I met a young woman today but only very briefly.  I don’t really remember her face except to say that her eyes seemed hollow and sunken.  She had probably cried so much that there were no more tears left to shed. 

We met but only very briefly, this young woman and I.  Only after she had come and gone did I learn why she was weeping.  Her beloved died yesterday…on Valentine’s Day.  Apparently, his death was an accidental suicide.  This young woman lost her boyfriend, never to return, on Valentine’s Day.

Can you imagine the pain?  She was such a young woman, a girl really, and to have lost her boyfriend to death at such an early age.  But of all days, why on Valentine’s Day?  Can you imagine the pain?  Everyone complains about “Single Awareness Day.”  Can you imagine?  Everyone sulks and is sad.  Why?  For petty reasons.  But she will wear a downcast face on every Valentine’s Day.  Why?  Because her beloved is dead.  Such a mess of petty reasons why her beloved is dead.

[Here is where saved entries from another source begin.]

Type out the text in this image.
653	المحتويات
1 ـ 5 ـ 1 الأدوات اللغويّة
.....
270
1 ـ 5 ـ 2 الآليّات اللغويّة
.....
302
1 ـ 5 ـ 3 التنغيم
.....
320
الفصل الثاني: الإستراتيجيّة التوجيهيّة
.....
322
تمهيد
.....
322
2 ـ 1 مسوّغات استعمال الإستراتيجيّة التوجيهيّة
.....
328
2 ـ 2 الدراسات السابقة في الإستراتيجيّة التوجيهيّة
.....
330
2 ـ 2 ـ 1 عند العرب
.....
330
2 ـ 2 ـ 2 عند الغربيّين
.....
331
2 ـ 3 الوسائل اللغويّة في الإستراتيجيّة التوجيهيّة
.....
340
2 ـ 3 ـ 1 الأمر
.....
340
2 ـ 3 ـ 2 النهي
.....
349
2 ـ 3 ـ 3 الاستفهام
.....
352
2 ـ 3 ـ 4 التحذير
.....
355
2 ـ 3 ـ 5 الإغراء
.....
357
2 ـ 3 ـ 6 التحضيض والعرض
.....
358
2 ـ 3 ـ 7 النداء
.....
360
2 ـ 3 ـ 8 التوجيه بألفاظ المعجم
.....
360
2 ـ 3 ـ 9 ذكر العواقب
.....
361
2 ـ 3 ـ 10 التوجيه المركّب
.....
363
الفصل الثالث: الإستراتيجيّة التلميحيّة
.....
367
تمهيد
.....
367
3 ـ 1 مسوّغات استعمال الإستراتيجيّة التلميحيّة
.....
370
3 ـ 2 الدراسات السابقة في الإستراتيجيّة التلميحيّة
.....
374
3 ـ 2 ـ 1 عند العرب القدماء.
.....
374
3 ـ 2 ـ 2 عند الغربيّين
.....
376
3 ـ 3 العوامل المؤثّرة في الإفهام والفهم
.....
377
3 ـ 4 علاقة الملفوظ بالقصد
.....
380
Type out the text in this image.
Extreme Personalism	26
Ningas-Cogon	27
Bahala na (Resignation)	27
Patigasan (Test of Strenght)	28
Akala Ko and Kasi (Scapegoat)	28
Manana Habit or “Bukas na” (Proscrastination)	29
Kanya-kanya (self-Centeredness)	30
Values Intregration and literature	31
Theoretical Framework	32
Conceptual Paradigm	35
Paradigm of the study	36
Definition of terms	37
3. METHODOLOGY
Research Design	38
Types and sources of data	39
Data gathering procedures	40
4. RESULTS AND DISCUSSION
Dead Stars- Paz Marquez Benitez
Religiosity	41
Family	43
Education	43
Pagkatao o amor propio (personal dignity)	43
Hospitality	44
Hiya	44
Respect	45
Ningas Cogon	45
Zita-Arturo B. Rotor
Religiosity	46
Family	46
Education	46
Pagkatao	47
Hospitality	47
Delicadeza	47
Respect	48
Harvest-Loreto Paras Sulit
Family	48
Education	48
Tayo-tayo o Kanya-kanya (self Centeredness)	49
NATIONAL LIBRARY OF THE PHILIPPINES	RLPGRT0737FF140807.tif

These are the terrible and frightening moments, when the veil of time seems to be removed, and the value of the present moment blindingly shines into our careless, dull, and selfish lives.  The whole world is upside-down. Not love, but death.

Several years ago I visited a Trappist monastery in Iowa: New Melleray Abbey.  In the mailroom is a small board where slips of paper are put up with prayer requests from all over the country.  One day while I was there I looked up and read the following simple note: “Our prayers are requested for a young family.  Their little son just drowned.”  I cried right there. 

I have always kept a copy of that simple note with me.  Now I use it as a bookmark in a book of poems, Poems: Patriotic, Religious, Miscellaneous by Abram J. Ryan (pg. 209).  The following is for those who have experieneced, not love, but death.

Hope
 
Thine eyes are dim:
                A mist hath gathered there;
Around their rim
                Float many clouds of care,
                And there is sorrow every—everywhere.
 
But there is God,
                Every—everywhere;
Beneath His rod
                Kneel thou adown in prayer.
 
For grief is God’s own kiss
                Upon a soul.
Look up!  the sun of bliss
                Will shine where storm-clouds roll.
 
Yes, weeper, weep!
                ‘Twill not be evermore;
I know the darkest deep
                Hath e’en the brightest shore.
 
So tired!  So tired!
                A cry of half despair;
Look!  at your side—
                And see Who standeth there!
 
Your Father!  Hush!
                A heart beats in His breast;
Now rise and rush
                Into His arms—and rest.